My sister Clémentine, who perhaps had not read Hippolyte Taine, yielded to dynastic illusions, and unhesitatingly sacrificed her claims. She accepted from the Belgian Government that which the State was pleased to offer her. She did not take into consideration the fact that she ought to join forces with her sisters. The Belgian motto is "Union is strength." This motto is not applicable to all Belgian families!

My sister Stéphanie at first sided with me, then she backed out, then she came in with me, and again she backed out....

I remained firm in my mistake—if it be thought a mistake. I knew at least what I wanted. My younger sister was not so sure. That is her affair. It cannot be counted against me that my cause, being that of the right, was not always hers.

I trust that I may be believed; I only struggled for justice. Nobody can possibly say what I should have done had I won.

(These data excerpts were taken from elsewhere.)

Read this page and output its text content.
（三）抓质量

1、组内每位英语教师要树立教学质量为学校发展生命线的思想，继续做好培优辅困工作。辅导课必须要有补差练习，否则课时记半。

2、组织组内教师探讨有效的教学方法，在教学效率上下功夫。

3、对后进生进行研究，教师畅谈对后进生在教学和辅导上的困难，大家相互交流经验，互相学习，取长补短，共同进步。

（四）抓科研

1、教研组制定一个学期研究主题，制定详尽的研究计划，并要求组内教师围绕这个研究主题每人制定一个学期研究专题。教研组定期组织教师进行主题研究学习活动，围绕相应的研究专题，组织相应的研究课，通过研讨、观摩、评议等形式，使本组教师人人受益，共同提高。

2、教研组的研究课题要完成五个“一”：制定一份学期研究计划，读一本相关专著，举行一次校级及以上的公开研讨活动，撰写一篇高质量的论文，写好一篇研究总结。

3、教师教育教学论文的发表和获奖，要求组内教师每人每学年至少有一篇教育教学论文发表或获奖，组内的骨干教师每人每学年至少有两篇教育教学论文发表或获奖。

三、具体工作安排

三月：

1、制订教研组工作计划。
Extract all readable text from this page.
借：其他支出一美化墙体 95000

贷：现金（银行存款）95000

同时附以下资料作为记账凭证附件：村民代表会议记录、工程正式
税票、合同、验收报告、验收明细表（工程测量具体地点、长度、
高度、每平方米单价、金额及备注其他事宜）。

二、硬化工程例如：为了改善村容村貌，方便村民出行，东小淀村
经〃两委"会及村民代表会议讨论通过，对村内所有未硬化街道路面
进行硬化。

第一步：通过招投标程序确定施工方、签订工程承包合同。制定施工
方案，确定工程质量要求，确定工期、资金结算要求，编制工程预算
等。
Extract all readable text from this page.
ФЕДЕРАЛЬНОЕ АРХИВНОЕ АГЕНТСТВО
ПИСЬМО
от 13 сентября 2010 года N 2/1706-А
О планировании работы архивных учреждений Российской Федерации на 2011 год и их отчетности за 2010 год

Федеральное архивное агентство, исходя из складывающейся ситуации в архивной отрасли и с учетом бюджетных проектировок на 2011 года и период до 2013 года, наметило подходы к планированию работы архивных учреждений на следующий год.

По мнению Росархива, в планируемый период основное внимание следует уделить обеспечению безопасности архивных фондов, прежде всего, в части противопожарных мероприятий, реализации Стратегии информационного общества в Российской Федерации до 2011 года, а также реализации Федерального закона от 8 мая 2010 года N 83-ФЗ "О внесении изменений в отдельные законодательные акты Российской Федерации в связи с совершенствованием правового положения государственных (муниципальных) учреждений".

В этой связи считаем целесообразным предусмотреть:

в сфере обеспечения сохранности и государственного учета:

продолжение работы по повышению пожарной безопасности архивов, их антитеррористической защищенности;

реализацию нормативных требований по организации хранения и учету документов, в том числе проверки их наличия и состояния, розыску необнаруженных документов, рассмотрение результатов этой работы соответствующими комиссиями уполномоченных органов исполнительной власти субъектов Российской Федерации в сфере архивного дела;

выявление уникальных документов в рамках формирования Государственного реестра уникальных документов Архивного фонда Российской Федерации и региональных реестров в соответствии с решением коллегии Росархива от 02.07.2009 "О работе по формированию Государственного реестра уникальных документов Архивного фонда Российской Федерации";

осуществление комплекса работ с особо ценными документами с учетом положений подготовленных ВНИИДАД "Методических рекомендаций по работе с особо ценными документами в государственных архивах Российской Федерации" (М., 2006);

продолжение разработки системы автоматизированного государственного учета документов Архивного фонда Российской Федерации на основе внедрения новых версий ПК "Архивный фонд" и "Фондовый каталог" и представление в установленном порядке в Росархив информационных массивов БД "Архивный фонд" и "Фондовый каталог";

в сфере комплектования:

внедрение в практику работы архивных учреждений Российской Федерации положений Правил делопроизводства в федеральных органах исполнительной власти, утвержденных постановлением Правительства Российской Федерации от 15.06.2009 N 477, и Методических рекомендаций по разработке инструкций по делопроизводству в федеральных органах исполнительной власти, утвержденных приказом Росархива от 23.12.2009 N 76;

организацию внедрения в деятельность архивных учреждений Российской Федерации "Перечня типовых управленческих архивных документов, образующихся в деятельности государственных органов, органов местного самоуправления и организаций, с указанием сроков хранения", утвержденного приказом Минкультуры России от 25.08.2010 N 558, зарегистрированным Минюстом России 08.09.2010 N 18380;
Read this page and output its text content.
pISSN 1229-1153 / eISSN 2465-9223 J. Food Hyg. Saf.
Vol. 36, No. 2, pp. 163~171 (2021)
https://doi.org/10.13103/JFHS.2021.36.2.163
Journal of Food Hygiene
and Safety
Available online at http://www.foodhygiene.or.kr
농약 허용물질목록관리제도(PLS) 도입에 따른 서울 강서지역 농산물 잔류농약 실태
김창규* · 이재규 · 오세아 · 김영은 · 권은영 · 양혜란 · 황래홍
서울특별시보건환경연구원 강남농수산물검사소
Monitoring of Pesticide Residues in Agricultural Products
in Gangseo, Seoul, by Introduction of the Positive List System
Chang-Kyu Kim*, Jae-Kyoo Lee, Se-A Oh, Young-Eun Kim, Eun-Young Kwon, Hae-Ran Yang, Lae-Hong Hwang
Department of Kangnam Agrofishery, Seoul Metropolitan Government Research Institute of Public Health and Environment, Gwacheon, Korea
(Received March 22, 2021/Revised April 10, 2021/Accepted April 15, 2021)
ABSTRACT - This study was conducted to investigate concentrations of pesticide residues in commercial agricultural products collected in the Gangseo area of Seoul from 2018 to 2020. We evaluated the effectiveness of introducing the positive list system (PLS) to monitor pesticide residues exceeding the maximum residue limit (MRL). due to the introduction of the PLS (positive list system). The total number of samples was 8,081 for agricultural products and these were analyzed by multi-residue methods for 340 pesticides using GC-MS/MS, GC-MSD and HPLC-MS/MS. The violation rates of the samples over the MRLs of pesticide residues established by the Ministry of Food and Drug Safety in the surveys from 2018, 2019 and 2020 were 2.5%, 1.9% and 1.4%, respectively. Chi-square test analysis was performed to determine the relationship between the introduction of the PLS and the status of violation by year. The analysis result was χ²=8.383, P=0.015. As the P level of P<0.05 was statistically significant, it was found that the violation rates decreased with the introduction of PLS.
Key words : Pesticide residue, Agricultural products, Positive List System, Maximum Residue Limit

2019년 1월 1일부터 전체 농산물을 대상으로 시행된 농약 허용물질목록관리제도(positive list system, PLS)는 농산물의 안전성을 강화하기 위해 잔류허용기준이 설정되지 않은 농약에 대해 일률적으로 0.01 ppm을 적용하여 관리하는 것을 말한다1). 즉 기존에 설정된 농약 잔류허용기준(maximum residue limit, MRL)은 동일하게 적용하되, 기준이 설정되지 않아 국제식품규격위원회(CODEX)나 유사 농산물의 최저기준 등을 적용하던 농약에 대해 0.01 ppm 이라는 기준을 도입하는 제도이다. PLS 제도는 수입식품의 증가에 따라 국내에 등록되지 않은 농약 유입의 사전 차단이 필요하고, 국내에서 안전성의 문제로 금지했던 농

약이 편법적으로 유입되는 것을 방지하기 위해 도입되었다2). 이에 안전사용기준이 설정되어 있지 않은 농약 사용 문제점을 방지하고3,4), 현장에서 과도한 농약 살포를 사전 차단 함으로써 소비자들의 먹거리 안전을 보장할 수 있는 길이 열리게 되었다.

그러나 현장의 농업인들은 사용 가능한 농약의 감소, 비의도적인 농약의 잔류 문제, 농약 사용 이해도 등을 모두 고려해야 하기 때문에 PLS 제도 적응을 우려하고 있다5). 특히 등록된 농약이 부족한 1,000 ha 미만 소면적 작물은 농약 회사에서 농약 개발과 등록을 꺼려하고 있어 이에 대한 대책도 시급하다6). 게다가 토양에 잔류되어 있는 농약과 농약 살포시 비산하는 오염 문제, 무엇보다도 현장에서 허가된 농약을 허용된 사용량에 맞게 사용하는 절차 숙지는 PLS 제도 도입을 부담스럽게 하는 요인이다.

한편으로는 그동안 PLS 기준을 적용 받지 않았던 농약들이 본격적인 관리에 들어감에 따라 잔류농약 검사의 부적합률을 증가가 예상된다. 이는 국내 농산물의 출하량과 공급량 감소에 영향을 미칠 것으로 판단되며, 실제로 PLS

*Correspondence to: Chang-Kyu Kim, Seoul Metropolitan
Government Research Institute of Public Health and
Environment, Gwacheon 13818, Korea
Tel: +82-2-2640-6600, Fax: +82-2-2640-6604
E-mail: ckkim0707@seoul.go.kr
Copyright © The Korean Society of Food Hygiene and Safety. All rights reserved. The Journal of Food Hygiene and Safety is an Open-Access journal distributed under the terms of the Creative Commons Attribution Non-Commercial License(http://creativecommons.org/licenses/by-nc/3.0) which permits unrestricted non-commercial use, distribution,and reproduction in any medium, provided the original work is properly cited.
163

As regards the Congo, it was never my intention to pretend that my sisters and I could possibly dispute the wishes of the King and the laws passed in Belgium for taking over the colony. But, between the conflict of certain points at issue and the acceptance of a disinheritance against nature and against legality, a space existed which could have been, and should have been, bridged by an honourable settlement.

The Belgian State had one proposition to make, which it timidly outlined. My leading counsel did not consider this sufficient. The Belgian people, left to themselves, would have known better how to act, and how to honour the memory of Leopold II, but this duty was delegated to those who, to this day, have wilfully and lamentably failed.

Let us consider Belgium as a human being, endowed with honour and reason, and jealous of the judgment of history and the esteem of the world; mistress of millions of Congolese and of other millions of colonial treasure. As a reasoning being, would she have considered herself free from all obligations towards the unfortunate children of the giver of these gifts? Most assuredly not.

If she thought otherwise she would be without honour, without reason, a cruel cynic, justly mistrusted by all right-minded people. All the decrees in the world would never make her otherwise.

I have reasoned this out, and I still adhere to my view I was not alone in this opinion. My Belgian lawyers had other opinions besides mine, and believed them to be conclusive.

If I have not succeeded in proving my case I have had, at least, the satisfaction of knowing that my lawyers have lost nothing.